University of the West of England, Bristol Research Team

profile photo of professor chad staddon

Chad Staddon (PhD, University of Kentucky, USA,1996)

Professor of Resource Economics and Policy

Team Leader

Professor Chad Staddon is an economic geographer with an international reputation in natural resource policy and management, particularly water and forest resources. His 1996 PhD thesis, shortlisted for the J Warren Nystrom Award (of the Association of American Geographers), focused on East European water resource management. Since then he has published more than three dozen peer-reviewed articles and book chapters, won more than a dozen research grants, prizes and awards in the UK, Canada and the United States, and recently launched the International Water Security Network, funded by Lloyd’s Register Foundation.  His 2010 book Managing Europe’s Water Resources: 21st century challenges, was the first publication to outline a uniquely European approach to environmental crisis and sustainable water management. In 2012, he was appointed Research Professor jointly with the School of Geography and Development and Biosphere 2 at the University of Arizona.   He has also been awarded a Research Fellowship for 2012-2014 at the Global Research Institute of the University of North Carolina, Chapel Hill.

Chad's current research focusses on the economics of domestic water services provision and the "urban hydrosocial transition" in a number of case study cities around the world including Bristol, UK, Tucson, Arizona, Durban South Africa, Kampala, Uganda and Vancouver Canada.  His specific contribution to the SWAN project involves compiling case studies of public participation and stakeholder engagement in water management in Europe and the USA.

 

Kerry Burton, PhD in Human Geography (Exeter)

Senior Lecturer in Geography and Environmental Management

Kerry is a critical geographer with research and teaching expertise in the social science of the environment. Her research is concerned with hydro-social relations, primarily environmental justice, hydro-conflicts and contestation, civil society innovation and experimentation, and the politics and practices of participation.  In addition to a PhD in Human Geography from the University of Exeter, Kerry holds postgraduate qualifications in Sustainable Development (MSc) and Environmental Policy in an International Context (PGDip). Teaching at UWE includes Intergrated Water Management, Geographies of Security, and Managing Global Resources. Kerry is a Fellow of the Royal Geographical Society and Secetary to the RGS Political Geography Research Group.
 
Within the SWAN project, Kerry is examining public participation in water governance and the communication of science with an emphasis on two key arenas. The first of these concerns governance and contestation, particularly the negotiation of water knowledges, ontological difference, and overlapping territorialities.
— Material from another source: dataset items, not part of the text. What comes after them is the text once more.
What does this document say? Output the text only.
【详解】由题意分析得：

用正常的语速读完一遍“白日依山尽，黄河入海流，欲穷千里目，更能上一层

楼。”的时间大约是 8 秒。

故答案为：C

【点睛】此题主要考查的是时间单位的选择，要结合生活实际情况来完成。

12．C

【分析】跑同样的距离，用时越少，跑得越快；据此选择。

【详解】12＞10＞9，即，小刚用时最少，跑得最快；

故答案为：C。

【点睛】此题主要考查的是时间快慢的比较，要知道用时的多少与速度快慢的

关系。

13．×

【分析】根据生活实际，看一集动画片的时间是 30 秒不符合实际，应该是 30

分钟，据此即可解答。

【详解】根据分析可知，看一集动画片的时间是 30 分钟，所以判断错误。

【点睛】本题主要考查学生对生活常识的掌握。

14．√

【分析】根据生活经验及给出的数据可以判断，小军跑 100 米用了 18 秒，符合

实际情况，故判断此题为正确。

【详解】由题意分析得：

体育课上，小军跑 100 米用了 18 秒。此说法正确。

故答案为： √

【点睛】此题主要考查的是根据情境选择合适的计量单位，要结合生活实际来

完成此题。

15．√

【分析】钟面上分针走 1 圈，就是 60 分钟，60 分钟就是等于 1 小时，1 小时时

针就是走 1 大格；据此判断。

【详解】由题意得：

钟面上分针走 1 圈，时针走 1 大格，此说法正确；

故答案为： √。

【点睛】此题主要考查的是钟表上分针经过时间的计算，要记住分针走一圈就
The second looks to informal social networks and emerging water publics.

Lorraine De Souza

Research Associate

Lorraine’s research interest and experience is in utilising public participation to develop environmental sustainability.  She is the SWAN Research Associate in the UK team, and is currently involved in developing a delivery framework for an Ecosystem Services pilot project in the UK.  Her previous environmental experience has been in regulation and consultancy, working across the UK and Common Wealth countries.  One of her previous key achievements was advising and developing a national public engagement model and toolkit for the implementation of the Public Participation Directive into UK environmental regulation policies, together with an assessment of its effectiveness with stakeholders and communities.  She has a Masters in Environmental Management and her dissertation focused on global warming and the impacts on natural resources.  She intends to utilise her experience and undertake research in developing SWAN’s public participation in water governance at a global level. 

Mark Everard

Associate Professor of Ecosystem Services

Mark's interests include the development and implementation of ecosystem services and the Ecosystem Approach in international development, policy and non-governmental contexts, with a special interest in the sustainable use of aquatic ecosystems.

Owen King

Doctoral Researcher

Owen's particular research interest is in the relations between people, nature and, particularly, water resources. His doctoral research is sponsored by the SWAN project and focuses on spaces of consensus and antagonism relating to water governance in the western United States and the United Kingdom. Exploring the contention that the answer to water problems may be more linked to political and institutional trajectories than it is to technological or behavioural factors, the study aims to use local controversies concerning water to illuminate the ways in which institutions mediate the relations between people and communities on the one hand, and the changing nature of water resources on the other. To identify these "hot situations" and understand the network of relations that shape these hydro-social landscapes, the work will entail an extensive contextual historic analysis and 'mapping' of key actors, followed by in-depth interviews and qualitative investigation. By relating the situated experiences of those involved in water struggles, the objective will be to offer critical perspectives on the theories and discourses which frame the management of what arguably is our most critical and threatened natural resource.